This regular expressions library is better implementation of the regular expressions engine I made a year ago and have more features. This repository is built to help me in making a compiler from scratch while I'm learning compilation techniques in this semestre's class.
Supported operators :
- concatenation operator like "ab".
- union operator like "a|b".
- 0 or more repetitions operator '*'.
- 1 or more repetitions operator '+'.
- optional operator '?'.
- n times repetitions "{n}".
- n1 to n2 times repetitions {n1, n2}.
- '.' matches any character.
- character set like [abc] which matches a or b or c
- exclusion character set like [^abc] which matches any string other than abc
- some character classes like \d which matches digits, \w which is equivalent to [a-zA-Z0-9_] and \a which matches alphabet characters ([a-zA-Z]).
I implemeted a top down parser to convert regular expressions to an abstract syntax tree.

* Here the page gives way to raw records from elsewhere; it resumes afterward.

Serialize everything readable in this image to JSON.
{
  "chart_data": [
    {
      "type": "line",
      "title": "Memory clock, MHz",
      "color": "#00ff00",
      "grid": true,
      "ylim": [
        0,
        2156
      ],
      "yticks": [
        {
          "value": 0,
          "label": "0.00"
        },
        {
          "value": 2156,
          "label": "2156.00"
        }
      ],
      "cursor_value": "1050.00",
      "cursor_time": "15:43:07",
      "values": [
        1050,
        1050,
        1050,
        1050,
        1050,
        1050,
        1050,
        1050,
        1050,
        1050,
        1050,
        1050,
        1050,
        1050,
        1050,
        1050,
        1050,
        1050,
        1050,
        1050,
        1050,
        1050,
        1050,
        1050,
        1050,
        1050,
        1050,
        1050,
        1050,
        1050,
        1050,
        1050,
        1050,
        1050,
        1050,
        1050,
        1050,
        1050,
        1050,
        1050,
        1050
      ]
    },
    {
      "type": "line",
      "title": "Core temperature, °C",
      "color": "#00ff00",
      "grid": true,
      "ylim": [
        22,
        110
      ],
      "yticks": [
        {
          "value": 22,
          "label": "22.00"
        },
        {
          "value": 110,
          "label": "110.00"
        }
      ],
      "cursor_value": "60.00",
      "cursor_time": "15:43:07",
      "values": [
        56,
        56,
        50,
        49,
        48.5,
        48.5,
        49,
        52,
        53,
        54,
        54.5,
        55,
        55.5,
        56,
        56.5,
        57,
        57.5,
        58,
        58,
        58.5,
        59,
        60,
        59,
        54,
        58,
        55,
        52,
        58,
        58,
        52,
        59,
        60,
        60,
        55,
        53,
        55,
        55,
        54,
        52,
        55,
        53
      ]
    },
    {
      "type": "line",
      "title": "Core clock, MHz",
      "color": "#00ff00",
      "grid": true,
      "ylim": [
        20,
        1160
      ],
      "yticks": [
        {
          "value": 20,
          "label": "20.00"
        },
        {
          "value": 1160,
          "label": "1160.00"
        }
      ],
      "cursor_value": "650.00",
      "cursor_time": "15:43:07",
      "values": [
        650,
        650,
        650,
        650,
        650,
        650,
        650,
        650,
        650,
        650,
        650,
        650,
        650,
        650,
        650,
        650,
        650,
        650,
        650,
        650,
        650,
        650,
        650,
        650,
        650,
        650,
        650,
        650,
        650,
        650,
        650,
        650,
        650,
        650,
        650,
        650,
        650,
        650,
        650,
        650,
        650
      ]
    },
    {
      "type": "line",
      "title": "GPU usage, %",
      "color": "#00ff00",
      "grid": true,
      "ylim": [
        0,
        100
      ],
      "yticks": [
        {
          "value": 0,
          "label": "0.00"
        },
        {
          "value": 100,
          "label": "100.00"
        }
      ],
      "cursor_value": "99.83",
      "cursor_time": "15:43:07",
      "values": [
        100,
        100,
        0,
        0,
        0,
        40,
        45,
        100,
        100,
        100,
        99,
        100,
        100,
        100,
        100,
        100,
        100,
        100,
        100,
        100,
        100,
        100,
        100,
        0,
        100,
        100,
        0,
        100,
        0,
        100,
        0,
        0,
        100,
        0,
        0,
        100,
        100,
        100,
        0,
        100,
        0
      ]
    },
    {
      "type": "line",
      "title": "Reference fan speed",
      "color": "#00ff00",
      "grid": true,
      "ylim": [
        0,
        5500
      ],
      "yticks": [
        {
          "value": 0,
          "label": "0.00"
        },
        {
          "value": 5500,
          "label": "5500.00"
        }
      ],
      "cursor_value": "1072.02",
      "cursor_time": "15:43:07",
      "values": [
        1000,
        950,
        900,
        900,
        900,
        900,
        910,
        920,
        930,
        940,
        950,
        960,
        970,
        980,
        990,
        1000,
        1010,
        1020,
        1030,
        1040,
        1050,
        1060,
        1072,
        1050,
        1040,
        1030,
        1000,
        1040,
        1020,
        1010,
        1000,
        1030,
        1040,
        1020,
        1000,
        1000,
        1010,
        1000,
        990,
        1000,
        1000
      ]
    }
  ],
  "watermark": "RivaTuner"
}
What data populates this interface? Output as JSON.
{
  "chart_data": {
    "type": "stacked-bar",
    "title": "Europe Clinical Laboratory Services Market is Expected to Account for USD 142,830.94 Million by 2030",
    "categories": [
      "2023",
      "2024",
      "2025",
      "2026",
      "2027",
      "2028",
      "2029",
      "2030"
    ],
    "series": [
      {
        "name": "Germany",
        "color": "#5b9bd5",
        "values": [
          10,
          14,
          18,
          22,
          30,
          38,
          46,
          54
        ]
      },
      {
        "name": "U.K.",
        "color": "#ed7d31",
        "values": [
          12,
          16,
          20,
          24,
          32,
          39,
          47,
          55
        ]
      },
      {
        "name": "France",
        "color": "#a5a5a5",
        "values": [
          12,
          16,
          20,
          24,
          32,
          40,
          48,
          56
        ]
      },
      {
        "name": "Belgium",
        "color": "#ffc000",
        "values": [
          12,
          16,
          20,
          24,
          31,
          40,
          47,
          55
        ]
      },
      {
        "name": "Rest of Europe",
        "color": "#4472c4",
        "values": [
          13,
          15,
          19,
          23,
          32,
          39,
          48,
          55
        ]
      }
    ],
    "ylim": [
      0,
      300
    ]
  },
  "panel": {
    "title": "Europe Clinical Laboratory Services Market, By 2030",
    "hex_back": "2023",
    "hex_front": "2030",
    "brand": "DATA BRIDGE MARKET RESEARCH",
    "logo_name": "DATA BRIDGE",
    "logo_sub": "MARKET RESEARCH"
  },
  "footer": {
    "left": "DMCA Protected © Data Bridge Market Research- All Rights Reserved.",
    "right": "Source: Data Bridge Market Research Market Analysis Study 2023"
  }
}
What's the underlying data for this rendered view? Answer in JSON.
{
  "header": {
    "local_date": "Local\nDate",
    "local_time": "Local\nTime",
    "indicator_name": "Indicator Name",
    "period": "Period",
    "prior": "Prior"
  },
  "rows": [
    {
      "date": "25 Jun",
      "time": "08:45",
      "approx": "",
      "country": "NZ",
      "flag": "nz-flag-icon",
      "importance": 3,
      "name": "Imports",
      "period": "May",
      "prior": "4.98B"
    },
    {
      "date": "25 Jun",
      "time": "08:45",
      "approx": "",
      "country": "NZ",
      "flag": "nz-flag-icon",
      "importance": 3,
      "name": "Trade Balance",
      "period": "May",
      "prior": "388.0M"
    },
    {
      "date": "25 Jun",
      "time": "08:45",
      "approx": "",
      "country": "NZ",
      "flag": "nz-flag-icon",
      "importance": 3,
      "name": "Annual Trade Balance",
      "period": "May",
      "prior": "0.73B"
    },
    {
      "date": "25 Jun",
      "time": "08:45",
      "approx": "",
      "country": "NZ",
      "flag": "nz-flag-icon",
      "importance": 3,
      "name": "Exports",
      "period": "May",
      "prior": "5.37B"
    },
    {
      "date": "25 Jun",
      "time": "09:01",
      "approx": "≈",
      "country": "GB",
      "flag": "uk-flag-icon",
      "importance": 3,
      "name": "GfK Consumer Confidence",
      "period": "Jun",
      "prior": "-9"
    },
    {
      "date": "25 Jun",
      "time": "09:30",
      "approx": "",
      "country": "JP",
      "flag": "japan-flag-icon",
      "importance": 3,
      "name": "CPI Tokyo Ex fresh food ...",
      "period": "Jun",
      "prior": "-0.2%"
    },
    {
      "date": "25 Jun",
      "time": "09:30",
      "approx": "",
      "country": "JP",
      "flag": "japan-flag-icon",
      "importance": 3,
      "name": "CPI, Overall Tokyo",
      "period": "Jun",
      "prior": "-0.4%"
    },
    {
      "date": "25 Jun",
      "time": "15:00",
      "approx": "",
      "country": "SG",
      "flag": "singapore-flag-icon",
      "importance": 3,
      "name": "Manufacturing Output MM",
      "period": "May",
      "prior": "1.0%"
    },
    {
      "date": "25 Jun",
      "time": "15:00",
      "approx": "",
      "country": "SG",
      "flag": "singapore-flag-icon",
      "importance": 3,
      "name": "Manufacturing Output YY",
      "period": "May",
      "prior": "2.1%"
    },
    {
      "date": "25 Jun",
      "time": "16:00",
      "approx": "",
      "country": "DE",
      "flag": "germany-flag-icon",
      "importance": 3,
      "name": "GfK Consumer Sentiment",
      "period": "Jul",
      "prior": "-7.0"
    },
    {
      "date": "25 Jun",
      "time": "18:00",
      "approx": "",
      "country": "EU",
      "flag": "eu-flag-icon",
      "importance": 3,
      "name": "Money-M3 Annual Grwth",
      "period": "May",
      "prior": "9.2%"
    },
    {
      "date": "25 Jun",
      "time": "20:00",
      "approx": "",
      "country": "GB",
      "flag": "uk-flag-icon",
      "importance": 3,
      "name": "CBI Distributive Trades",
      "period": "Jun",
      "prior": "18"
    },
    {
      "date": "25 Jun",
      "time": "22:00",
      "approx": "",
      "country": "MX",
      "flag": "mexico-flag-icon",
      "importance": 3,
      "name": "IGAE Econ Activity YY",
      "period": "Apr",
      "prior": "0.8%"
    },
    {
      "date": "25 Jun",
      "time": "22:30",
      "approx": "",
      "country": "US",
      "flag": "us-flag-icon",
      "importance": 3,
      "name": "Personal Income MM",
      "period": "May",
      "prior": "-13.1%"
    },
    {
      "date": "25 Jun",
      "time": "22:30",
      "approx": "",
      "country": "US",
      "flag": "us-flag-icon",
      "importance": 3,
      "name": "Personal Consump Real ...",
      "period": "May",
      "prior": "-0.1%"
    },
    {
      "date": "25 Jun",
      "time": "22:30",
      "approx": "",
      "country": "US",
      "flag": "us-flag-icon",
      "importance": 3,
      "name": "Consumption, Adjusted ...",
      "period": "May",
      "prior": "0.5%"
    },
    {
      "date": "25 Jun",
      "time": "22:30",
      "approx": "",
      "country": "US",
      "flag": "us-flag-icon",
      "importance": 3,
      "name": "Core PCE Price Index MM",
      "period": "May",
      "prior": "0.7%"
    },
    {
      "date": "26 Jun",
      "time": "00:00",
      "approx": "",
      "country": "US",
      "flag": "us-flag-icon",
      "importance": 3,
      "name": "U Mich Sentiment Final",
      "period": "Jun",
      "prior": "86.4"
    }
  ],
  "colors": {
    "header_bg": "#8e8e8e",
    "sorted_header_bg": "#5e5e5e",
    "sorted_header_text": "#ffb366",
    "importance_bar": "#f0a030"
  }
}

The abstract syntax tree is then used to make a non deterministic automaton which is then converted to a deterministic one.
The grammar I used for parsing is :
- start symbol : expr
- non terminals = {expr, choice, opr_expr, char_set, num, char_seq}
- terminals = {|, +, *, ?, ^, {, }, [, ], (, ), digit, char}
- productions set : { expr -> expr_wo_pipe|expr, expr_wo_pipe -> expr_wo_concat expr_wo_pipe, expr_wo_concat -> alpha | alpha opr_expr, opr_expr -> unary_opr | unary_opr opr_expr, unary_opr -> + | ? | * | {num} | {num,num}, alpha -> p_expr | char | [char_set] | [^char_set], p_expr -> (expr), char_set -> char | char char_set, num -> digit | digit num }
There are some implementation details that are not described in the grammar like '.' character, character classes and escaped characters like \( which are handled by the lexical parser.